Machine Learning operations including the management of training data and federated learning is a discipline with its own best practices and career progressions. Machine Learning Operations requires specific skills including Dev Ops environment management for training and production separation alongside other skills such as Information Governance processes for training data. Solutions may have ML Ops as their final state before Release, especially in early product releases. ML Ops may also take responsibility for security and Security by Design is important when working with any form of personal data. Privacy-enhancing technologies and Zero-Trust Frameworks are useful here when synchronous algorithms can be victim to model inversion attacks. When working with Genetic Data (GWAS) and or Polygenic Risk Scores it is important to build a secure platform which encrypts personal data and uses PETs to avoid deducing further personal data from training data and the algorithm.

The Data Science capability can sit within any part of the framework from architecture design, product prototyping, and data wrangling, through to software development. Personally, I have always tried to be both a Data Scientist and a Software Developer throughout my career and I always try to cross-convert development skills with data skills in my teams. Too frequently organisations will silo their engineers. As a CTO I always recommend breaking down artificial barriers between Development and Data. It might seem obvious, but a successful ML Product Manager needs to be good at envisioning the problem and how the ‘Problem’ can be solved by Machine Learning. The Product Manager must be able to translate the business problem that can be solved by Machine Learning.
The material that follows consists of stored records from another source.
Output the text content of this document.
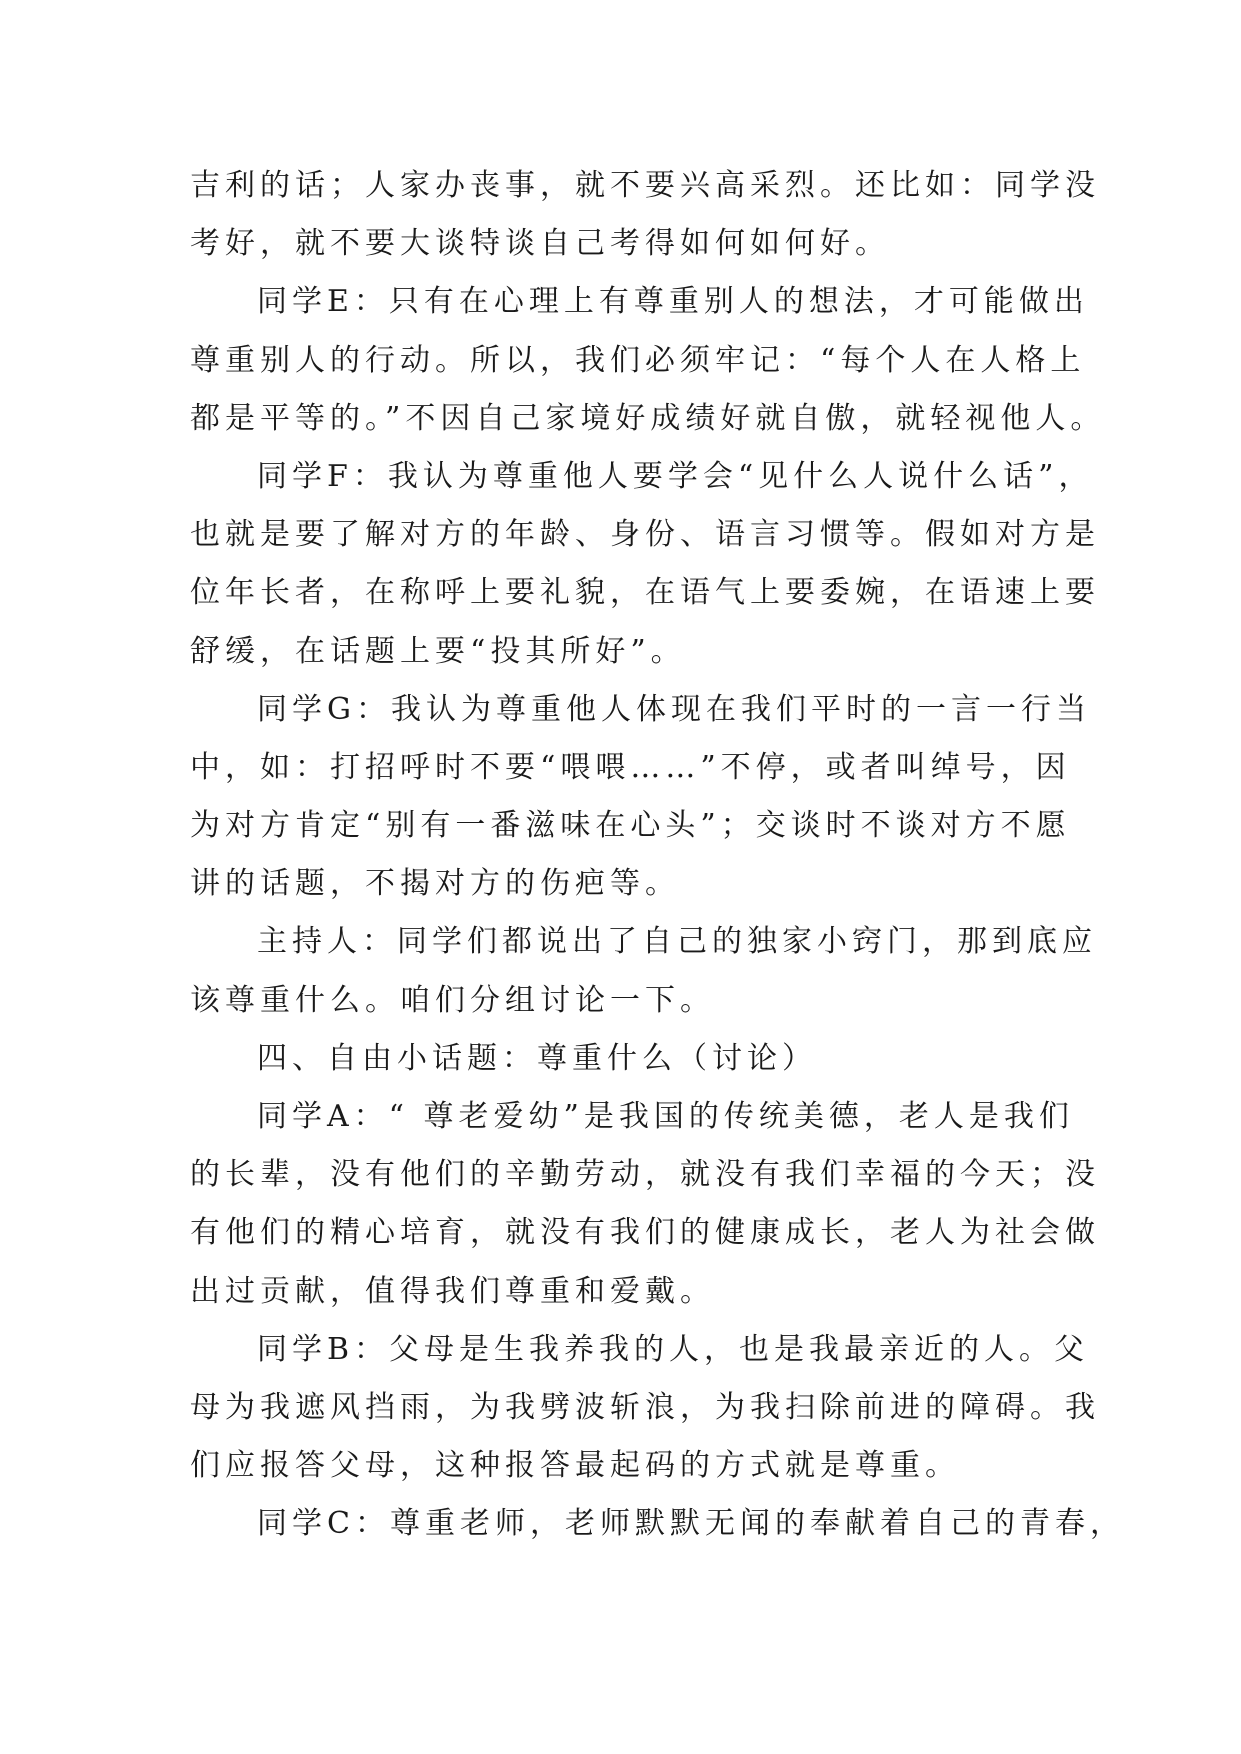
吉利的话；人家办丧事，就不要兴高采烈。还比如：同学没
考好，就不要大谈特谈自己考得如何如何好。
同学E：只有在心理上有尊重别人的想法，才可能做出
尊重别人的行动。所以，我们必须牢记：“每个人在人格上
都是平等的。”不因自己家境好成绩好就自傲，就轻视他人。
同学F：我认为尊重他人要学会“见什么人说什么话”，
也就是要了解对方的年龄、身份、语言习惯等。假如对方是
位年长者，在称呼上要礼貌，在语气上要委婉，在语速上要
舒缓，在话题上要“投其所好”。
同学G：我认为尊重他人体现在我们平时的一言一行当
中，如：打招呼时不要“喂喂……”不停，或者叫绰号，因
为对方肯定“别有一番滋味在心头”；交谈时不谈对方不愿
讲的话题，不揭对方的伤疤等。
主持人：同学们都说出了自己的独家小窍门，那到底应
该尊重什么。咱们分组讨论一下。
四、自由小话题：尊重什么（讨论）
同学A：“ 尊老爱幼”是我国的传统美德，老人是我们
的长辈，没有他们的辛勤劳动，就没有我们幸福的今天；没
有他们的精心培育，就没有我们的健康成长，老人为社会做
出过贡献，值得我们尊重和爱戴。
同学B：父母是生我养我的人，也是我最亲近的人。父
母为我遮风挡雨，为我劈波斩浪，为我扫除前进的障碍。我
们应报答父母，这种报答最起码的方式就是尊重。
同学C：尊重老师，老师默默无闻的奉献着自己的青春，
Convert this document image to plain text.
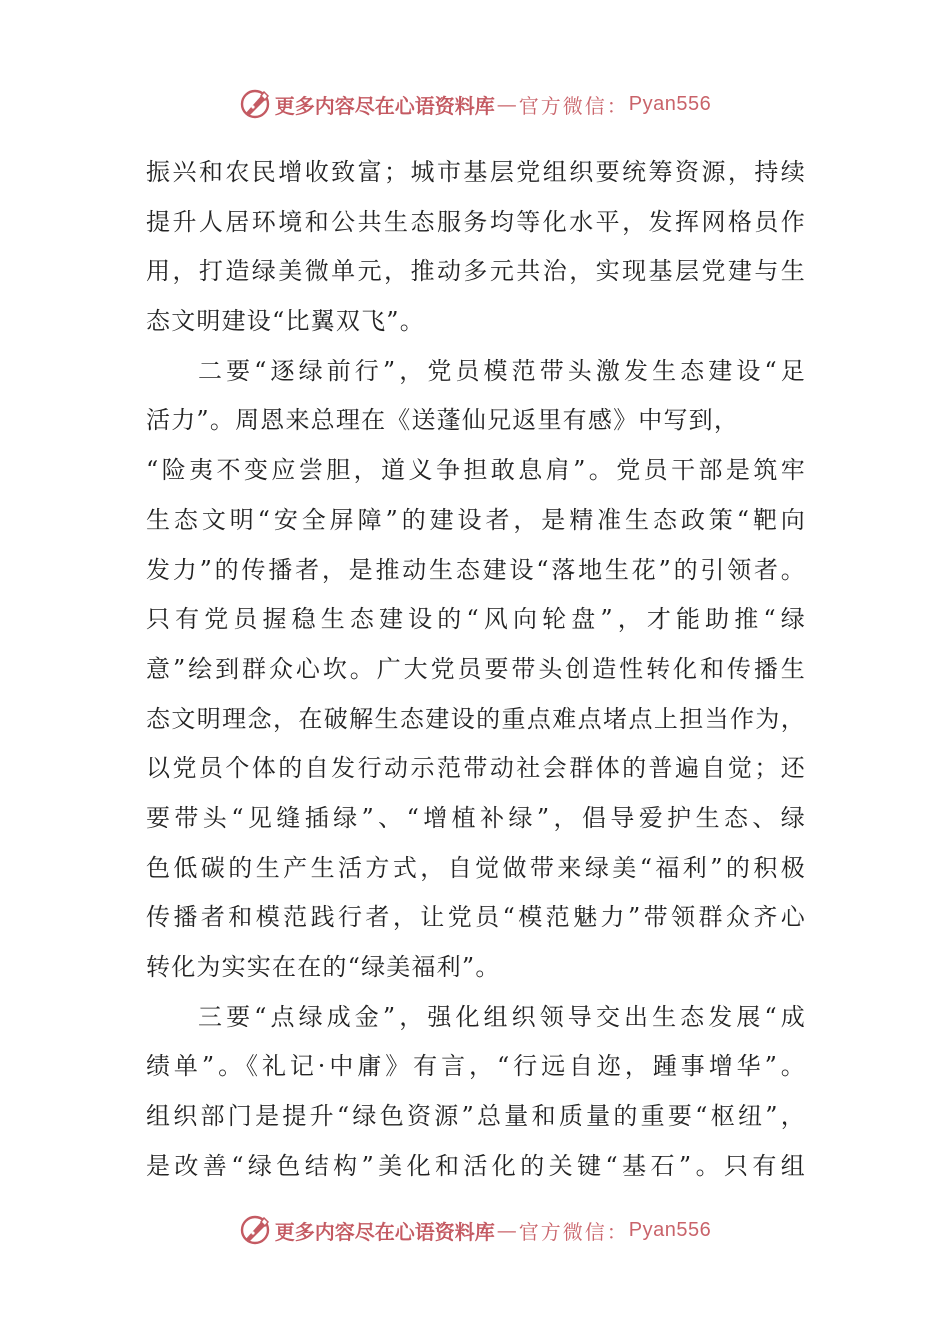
更多内容尽在心语资料库 — 官方微信： Pyan556
振兴和农民增收致富；城市基层党组织要统筹资源，持续
提升人居环境和公共生态服务均等化水平，发挥网格员作
用，打造绿美微单元，推动多元共治，实现基层党建与生
态文明建设“比翼双飞”。
二要“逐绿前行”，党员模范带头激发生态建设“足
活力”。周恩来总理在《送蓬仙兄返里有感》中写到，
“险夷不变应尝胆，道义争担敢息肩”。党员干部是筑牢
生态文明“安全屏障”的建设者，是精准生态政策“靶向
发力”的传播者，是推动生态建设“落地生花”的引领者。
只有党员握稳生态建设的“风向轮盘”，才能助推“绿
意”绘到群众心坎。广大党员要带头创造性转化和传播生
态文明理念，在破解生态建设的重点难点堵点上担当作为，
以党员个体的自发行动示范带动社会群体的普遍自觉；还
要带头“见缝插绿”、“增植补绿”，倡导爱护生态、绿
色低碳的生产生活方式，自觉做带来绿美“福利”的积极
传播者和模范践行者，让党员“模范魅力”带领群众齐心
转化为实实在在的“绿美福利”。
三要“点绿成金”，强化组织领导交出生态发展“成
绩单”。《礼记·中庸》有言，“行远自迩，踵事增华”。
组织部门是提升“绿色资源”总量和质量的重要“枢纽”，
是改善“绿色结构”美化和活化的关键“基石”。只有组
更多内容尽在心语资料库 — 官方微信： Pyan556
This requires trust with the Data Engineering and Research Science capabilities.

The Design phase of any ML implementation requires a strong and flexible architecture. The same concepts of componentisation, architectural separation, and APIs apply equally to a ML service. Persistence is important for more complex machine learning solutions and wrangling data into the appropriate structure in advance will always be advantageous in a closed loop systems. When dealing with PetaBytes of genomic data for example an appropriate Columnar data structure with metadata stored in a graph or hashmap structure can improve the speed of machine learning.

Lastly, the philosophies of Behavioural-Driven Development (BDD) testing and “Given, When, Then” testing still apply with Machine Learning services. Though it becomes even more incumbent upon the ML Product Manager to work on the problem mapping, together with the architects, so that they are figuring out the present problem and how many of them can be solved using machine learning. You can’t solve all your problems and issues using machine learning. Therefore, a machine learning product manager must be able to distinguish those problems. I personally recommend starting with robust and broad acceptance criteria when training a supervised learning model, such as a decision tree, and then finessing the test cases and the model together with the data scientists. With Genomic datasets and Polygenic Risk Scores the test is a correlation for genetic mappings between SNPs, existing test and peer review frameworks then come into play.